As the luxury auto sector in particular has seen an accumulation over the past few years, we are likely to see the development of a full, fertile business sector as buyers begin to “trade in” to get the next new model. In China, new cars currently account for a massive majority of total auto revenue for dealers—90 percent, compared to only 55 percent in the United States. This may all be set to change, according to a new AP article that states the time is ripe for used cars to move in on the market:
Chinese started buying new cars in huge numbers about four years ago, about the average length of time analysts say drivers will stick with a vehicle before trading it in for a fresh model.
The secondhand market is already taking off, with sales growth last year outpacing that for new vehicles. By volume it is still dwarfed by new cars, which outsold used vehicles three to one. In countries such as the U.S., that ratio is reversed, highlighting the secondhand market’s vast potential to make car ownership affordable for millions more Chinese.
Accompanying this trend is a growing visibility of vintage cars in China. While vintage cars have long held cachet in the West, they’re beginning to serve as an increasingly prominent signifier for brand heritage as a growing number of luxury auto companies are using them for marketing campaigns.
The most prominent example of this was the Classic Cars Challenge event held in China this October, in which vintage car brands from more than 20 countries participated in a cross-country drive. Classic models by Volkswagen, Mercedes, and more were driven from the Great Wall of China outside Beijing to Shanghai, where they attracted the attention of many Chinese tourists while on display. On the way, the cars stopped in major cities including Tianjin, Qingdao, Nanjing, and Hangzhou, allowing the auto companies to have a promotion opportunity outside first-tier cities.

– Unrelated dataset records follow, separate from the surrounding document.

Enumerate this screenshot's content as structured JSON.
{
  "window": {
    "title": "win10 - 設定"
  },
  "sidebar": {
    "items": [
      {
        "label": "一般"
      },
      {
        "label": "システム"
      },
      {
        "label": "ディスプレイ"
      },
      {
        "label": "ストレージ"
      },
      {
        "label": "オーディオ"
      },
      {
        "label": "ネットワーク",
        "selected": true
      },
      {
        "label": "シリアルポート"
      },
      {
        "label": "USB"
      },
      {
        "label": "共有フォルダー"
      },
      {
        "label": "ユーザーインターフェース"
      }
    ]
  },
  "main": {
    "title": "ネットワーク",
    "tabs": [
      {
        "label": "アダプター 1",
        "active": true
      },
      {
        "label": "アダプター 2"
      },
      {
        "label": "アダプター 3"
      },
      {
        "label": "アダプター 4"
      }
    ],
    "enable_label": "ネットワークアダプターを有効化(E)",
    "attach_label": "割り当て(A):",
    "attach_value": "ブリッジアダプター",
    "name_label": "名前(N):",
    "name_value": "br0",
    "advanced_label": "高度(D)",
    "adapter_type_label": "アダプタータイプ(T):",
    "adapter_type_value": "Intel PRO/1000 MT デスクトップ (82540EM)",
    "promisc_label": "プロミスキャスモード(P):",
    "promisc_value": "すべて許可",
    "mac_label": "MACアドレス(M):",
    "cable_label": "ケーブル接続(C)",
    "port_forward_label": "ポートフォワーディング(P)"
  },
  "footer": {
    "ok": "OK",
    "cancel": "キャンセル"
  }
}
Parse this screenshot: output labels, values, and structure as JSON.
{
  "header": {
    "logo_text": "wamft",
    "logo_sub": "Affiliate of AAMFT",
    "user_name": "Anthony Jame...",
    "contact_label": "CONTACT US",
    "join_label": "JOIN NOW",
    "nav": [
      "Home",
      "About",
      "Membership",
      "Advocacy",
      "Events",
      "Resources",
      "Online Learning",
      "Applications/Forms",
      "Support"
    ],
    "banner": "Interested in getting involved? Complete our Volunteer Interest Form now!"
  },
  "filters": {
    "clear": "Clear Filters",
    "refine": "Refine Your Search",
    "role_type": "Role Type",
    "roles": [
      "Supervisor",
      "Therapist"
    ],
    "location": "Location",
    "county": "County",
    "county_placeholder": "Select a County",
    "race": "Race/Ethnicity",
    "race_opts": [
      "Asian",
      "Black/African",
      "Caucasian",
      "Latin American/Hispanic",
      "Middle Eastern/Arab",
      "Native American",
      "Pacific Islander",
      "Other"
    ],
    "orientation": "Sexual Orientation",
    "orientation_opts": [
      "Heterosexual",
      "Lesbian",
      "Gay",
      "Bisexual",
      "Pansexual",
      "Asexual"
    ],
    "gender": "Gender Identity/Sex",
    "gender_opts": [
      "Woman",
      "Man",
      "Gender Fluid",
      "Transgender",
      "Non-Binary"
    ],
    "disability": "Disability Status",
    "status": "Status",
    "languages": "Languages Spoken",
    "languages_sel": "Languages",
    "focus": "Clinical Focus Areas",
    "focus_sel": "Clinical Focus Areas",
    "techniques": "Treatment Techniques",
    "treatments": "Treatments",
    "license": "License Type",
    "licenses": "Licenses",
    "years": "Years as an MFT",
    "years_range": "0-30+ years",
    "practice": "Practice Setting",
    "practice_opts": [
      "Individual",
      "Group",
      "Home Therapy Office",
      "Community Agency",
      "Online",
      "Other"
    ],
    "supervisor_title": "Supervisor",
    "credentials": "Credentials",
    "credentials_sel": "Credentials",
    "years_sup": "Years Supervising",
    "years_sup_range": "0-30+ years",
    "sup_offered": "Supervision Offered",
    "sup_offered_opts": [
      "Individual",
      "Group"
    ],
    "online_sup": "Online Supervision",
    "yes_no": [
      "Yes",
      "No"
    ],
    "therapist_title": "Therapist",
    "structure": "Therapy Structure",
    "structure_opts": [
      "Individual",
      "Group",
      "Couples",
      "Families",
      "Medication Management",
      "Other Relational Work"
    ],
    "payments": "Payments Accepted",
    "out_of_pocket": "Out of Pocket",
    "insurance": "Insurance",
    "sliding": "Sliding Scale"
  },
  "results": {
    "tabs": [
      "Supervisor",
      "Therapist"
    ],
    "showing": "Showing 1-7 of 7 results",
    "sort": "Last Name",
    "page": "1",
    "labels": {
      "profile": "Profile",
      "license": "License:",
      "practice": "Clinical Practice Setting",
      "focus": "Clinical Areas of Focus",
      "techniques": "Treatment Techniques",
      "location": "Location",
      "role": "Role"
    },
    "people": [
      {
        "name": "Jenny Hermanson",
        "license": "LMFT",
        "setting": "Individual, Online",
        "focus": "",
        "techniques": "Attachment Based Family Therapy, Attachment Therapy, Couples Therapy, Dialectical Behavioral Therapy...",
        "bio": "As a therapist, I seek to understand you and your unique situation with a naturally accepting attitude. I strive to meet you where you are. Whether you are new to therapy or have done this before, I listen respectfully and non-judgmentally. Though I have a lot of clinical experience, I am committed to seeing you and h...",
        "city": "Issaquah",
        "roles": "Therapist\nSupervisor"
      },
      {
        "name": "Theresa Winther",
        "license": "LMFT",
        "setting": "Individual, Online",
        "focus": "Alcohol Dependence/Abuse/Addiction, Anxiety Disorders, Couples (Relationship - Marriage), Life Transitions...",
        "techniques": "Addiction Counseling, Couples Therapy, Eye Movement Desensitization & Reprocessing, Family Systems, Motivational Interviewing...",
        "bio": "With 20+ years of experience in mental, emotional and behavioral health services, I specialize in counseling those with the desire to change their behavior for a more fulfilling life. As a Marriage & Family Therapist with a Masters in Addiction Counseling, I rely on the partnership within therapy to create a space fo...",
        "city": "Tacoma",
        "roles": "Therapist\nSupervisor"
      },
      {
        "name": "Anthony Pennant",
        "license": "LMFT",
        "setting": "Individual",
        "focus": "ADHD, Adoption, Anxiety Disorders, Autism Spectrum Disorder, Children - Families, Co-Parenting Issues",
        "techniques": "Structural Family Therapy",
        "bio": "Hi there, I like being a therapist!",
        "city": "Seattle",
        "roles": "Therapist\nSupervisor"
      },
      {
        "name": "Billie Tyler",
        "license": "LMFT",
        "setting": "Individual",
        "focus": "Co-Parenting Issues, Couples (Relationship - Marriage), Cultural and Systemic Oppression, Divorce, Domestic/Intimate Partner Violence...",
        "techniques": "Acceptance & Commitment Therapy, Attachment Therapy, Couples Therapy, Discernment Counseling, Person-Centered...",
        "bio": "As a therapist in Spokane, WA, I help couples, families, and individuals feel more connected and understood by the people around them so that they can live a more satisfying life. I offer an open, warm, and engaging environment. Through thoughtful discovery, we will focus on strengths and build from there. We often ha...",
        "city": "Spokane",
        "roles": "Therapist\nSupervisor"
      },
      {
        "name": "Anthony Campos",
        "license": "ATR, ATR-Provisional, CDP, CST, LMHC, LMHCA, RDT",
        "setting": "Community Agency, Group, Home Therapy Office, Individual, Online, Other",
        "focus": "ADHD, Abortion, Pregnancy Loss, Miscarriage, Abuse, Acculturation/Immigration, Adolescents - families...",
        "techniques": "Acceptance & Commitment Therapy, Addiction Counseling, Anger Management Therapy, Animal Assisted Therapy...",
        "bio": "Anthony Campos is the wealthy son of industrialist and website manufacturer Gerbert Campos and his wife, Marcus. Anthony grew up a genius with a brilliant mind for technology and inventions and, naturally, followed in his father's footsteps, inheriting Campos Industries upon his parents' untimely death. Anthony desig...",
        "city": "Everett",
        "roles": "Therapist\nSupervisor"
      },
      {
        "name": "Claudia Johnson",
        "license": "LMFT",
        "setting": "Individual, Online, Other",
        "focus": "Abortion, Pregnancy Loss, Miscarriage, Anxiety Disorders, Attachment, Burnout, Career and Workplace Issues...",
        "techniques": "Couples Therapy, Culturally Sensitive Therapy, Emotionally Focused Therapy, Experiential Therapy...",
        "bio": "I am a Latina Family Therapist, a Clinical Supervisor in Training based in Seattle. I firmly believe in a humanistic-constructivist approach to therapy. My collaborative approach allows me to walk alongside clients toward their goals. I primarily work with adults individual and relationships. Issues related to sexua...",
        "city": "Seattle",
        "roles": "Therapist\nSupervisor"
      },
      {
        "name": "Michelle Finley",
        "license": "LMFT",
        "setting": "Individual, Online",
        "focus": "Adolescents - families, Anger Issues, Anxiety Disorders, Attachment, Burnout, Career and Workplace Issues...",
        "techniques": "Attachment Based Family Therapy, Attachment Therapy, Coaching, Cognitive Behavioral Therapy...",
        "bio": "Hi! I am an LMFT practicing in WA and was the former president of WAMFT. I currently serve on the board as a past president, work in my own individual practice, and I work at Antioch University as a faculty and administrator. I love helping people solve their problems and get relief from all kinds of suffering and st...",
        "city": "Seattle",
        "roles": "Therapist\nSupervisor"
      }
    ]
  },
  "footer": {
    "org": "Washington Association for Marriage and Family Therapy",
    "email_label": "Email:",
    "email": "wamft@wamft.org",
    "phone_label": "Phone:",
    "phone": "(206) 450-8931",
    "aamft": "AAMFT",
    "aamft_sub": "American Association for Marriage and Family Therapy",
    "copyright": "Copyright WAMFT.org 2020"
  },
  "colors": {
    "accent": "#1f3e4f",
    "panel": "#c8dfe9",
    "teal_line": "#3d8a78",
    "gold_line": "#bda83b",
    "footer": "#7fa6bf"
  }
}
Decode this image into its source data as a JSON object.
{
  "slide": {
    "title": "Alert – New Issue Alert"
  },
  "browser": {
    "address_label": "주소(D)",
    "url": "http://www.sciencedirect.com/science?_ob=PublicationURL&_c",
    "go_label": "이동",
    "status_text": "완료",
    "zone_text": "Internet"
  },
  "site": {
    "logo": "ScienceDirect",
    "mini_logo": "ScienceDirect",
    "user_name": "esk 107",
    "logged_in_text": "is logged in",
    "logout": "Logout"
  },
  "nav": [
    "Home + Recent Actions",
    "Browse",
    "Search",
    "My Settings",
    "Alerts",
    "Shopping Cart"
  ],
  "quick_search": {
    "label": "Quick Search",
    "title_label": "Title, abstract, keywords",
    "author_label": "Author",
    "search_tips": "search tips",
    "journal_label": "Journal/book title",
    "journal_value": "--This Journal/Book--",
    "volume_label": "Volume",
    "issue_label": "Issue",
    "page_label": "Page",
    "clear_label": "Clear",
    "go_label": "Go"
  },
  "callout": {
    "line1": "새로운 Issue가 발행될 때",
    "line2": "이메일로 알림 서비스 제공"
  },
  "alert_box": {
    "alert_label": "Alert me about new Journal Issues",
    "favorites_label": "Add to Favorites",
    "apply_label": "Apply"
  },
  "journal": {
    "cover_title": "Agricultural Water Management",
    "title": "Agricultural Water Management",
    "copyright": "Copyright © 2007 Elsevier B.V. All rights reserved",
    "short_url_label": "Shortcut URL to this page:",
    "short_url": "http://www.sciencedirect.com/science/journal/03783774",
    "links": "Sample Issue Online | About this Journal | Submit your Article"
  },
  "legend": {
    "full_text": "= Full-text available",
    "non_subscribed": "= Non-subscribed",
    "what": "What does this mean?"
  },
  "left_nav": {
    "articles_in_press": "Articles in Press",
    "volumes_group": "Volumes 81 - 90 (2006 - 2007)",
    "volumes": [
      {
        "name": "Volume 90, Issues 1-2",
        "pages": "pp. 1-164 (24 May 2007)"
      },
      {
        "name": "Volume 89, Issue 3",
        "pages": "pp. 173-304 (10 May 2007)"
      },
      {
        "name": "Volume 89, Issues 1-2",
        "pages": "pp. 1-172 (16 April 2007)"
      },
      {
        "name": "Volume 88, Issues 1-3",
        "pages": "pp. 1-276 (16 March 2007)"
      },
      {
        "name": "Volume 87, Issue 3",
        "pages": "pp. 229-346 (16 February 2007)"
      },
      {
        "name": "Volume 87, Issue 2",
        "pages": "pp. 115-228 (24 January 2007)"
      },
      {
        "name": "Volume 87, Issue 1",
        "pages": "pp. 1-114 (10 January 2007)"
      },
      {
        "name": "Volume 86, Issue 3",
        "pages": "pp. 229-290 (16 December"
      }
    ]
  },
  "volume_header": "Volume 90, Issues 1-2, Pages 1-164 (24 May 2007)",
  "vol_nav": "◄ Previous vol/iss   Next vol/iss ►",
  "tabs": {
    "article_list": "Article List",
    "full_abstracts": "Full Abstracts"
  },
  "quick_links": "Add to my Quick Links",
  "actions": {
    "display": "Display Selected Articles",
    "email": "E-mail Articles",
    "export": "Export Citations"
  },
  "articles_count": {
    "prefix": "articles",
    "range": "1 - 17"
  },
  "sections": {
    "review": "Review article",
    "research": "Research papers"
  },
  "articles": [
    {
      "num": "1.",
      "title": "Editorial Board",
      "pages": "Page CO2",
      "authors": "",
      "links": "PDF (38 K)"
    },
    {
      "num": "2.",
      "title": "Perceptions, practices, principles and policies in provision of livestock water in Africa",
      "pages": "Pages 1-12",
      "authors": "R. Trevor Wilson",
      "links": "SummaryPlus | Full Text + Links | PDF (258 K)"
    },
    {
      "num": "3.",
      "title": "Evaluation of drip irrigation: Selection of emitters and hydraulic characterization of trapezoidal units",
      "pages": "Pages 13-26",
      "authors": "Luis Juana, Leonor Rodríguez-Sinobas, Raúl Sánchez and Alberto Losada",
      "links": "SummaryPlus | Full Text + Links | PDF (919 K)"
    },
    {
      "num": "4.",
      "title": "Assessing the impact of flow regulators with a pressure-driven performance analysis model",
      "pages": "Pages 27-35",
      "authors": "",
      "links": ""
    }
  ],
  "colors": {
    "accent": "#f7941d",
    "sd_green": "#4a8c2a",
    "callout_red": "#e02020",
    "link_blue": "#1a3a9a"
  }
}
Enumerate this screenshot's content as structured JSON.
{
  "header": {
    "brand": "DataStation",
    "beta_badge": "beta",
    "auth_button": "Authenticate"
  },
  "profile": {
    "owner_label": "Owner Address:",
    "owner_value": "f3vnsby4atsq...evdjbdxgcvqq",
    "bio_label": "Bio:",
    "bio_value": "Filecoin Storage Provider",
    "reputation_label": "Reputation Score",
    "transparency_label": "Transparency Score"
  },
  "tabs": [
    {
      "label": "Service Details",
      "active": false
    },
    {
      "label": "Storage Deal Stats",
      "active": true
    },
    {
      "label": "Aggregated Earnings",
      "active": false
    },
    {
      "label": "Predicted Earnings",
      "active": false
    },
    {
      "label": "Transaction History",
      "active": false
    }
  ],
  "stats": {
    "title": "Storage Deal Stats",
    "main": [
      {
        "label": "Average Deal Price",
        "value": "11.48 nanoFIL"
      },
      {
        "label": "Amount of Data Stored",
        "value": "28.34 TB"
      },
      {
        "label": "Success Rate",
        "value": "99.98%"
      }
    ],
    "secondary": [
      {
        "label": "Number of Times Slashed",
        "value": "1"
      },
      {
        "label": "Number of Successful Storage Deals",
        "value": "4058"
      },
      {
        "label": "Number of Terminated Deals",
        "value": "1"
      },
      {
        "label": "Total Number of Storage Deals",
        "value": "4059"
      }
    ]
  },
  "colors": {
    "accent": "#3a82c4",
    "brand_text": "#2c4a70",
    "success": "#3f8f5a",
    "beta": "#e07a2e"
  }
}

The vintage auto has also made its way into marketing campaigns. For example, to promote its sponsorship of last week’s Shanghai Art Fair, Cadillac used images of vintage car ads on the very modern mobile platform WeChat, where it hosted a giveaway of free tickets to the event. Meanwhile, the most nostalgia-inducing example of the use of classic cars in China may be Chinese luxury automaker Hongqi’s efforts to incorporate elements of the classic limousine that carried the Chinese political elite of an earlier era.
The growth of secondhand sales is a rising trend not only for luxury autos, but has been spreading like wildfire across the luxury sector in China. One main area in which we’re seeing this is high-end pawn shops, which are now featuring not only traditional items such as gold, jade, antiques, and paintings, but also luxury fashion items including watches, handbags, and diamonds.
While the popularity of pawn shops is likely propelled by the value of luxury items as investment pieces in China’s hard asset-focused economy, the concept of “vintage” is also gaining attention as a fashion statement. This was clearly demonstrated by Jing Daily’s recent interview with the owner of the new high-end vintage boutique Old Lyric that just opened in Shanghai and is already gaining a significant amount of attention.
These trends all point to the fact that as China’s luxury market matures, it is becoming saturated with high-quality goods. While somewhat cheaper than high-priced luxury items, these used goods may not necessarily be a major source of competition for sales of new products, as many are being sold off as incomes rise and owners “trade up.”